Presidents in Movies: The All-Time Leader Board

Bill Murray in Hyde Park on Hudson, Josh Brolin in W., and Daniel Day-Lewis in Lincoln

This fall brings us two high-profile biopics about American presidents: Spielberg’s epic Lincoln, out this Friday, and Hyde Park on Hudson, which stars Bill Murray as FDR. This got us wondering: Which presidents have been portrayed on the silver screen the most?

We went to IMDb and tallied every portrayal of an actual American president in the history of the movies—including direct-to-video releases, animated films, and shorts. The movie president didn’t have to appear as the president to be included: Ulysses S. Grant, for instance, has often been depicted in his pre-White House years, and William Henry Harrison has only ever been portrayed on screen as the governor of the Indiana Territory and as a U.S. Army General fighting American Indians. (Which is more than his grandson can boast: The part of Benjamin Harrison has been played just once, and it was uncredited.)

We did not, by the way, include cameos by presidents playing themselves, or the cinematic use of archival footage. An actor or voice-actor had to be playing the man to get counted. And we did not count television portrayals.

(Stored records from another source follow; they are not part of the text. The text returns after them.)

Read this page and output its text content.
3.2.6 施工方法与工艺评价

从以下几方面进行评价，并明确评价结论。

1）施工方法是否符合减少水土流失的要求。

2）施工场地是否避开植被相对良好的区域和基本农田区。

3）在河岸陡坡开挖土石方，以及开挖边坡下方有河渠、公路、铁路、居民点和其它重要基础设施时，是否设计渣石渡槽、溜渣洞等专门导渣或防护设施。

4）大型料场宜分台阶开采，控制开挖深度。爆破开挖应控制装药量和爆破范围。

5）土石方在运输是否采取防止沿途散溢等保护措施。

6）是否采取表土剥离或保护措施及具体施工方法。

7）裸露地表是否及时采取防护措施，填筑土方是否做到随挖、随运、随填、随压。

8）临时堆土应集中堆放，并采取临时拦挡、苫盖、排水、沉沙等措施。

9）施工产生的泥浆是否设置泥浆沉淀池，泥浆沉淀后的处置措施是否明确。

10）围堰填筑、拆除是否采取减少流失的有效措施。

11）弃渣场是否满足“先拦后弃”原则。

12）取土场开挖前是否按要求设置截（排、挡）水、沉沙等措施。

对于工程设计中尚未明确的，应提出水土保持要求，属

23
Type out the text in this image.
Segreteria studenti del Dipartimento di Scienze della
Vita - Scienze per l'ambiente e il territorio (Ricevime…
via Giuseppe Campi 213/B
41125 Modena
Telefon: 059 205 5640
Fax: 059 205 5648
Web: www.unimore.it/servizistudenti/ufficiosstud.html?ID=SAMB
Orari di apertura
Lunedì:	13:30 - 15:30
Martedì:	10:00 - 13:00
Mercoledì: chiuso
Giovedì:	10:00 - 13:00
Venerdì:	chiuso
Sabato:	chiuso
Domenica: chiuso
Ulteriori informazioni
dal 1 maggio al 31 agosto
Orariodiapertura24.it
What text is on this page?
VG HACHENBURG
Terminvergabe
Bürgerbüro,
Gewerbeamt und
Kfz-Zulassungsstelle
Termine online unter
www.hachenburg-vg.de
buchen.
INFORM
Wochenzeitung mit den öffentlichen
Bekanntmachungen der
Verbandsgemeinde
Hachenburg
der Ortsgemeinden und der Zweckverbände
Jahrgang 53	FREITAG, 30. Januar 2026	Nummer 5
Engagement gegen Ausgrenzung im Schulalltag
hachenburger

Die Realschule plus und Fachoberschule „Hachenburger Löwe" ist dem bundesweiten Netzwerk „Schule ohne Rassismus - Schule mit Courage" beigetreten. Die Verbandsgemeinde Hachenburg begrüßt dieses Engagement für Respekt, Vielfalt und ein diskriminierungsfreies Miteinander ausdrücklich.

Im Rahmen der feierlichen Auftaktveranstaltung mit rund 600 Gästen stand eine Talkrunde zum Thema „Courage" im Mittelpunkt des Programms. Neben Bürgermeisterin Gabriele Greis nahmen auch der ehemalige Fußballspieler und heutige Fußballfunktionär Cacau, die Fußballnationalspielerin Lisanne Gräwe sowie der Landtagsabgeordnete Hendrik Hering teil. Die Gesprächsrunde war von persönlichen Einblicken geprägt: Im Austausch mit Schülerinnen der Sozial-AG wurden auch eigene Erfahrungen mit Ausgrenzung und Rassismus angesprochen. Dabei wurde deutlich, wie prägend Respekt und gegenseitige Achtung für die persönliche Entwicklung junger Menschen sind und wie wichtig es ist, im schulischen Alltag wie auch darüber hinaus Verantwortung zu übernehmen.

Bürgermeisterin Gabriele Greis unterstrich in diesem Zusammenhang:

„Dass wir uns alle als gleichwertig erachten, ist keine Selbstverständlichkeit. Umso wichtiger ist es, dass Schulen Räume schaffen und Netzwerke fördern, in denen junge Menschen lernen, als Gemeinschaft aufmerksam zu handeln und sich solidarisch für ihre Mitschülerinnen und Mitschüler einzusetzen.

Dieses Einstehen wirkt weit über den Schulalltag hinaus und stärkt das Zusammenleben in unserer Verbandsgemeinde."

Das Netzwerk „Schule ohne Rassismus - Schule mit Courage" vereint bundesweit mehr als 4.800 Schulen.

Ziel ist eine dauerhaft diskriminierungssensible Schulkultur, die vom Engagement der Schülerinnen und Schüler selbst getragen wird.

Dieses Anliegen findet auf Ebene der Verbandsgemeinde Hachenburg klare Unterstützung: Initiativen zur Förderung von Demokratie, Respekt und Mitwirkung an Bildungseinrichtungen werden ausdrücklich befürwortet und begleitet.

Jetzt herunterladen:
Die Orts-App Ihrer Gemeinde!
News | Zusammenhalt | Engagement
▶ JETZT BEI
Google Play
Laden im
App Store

The results? Lincoln blows away his presidential peers, with nearly twice as many depictions as the father of our country, who comes in second. On the other end of the spectrum, John Tyler, James Buchanan, and Warren G. Harding have, as far as we can tell, never been portrayed on film (not counting the recent online short, “John Tyler: Getaway Driver”). There’s still hope for them, though, as William Howard Taft could explain, if he wasn’t dead: Taft had to wait almost a century before someone played him in 2005’s The Greatest Game Ever Played.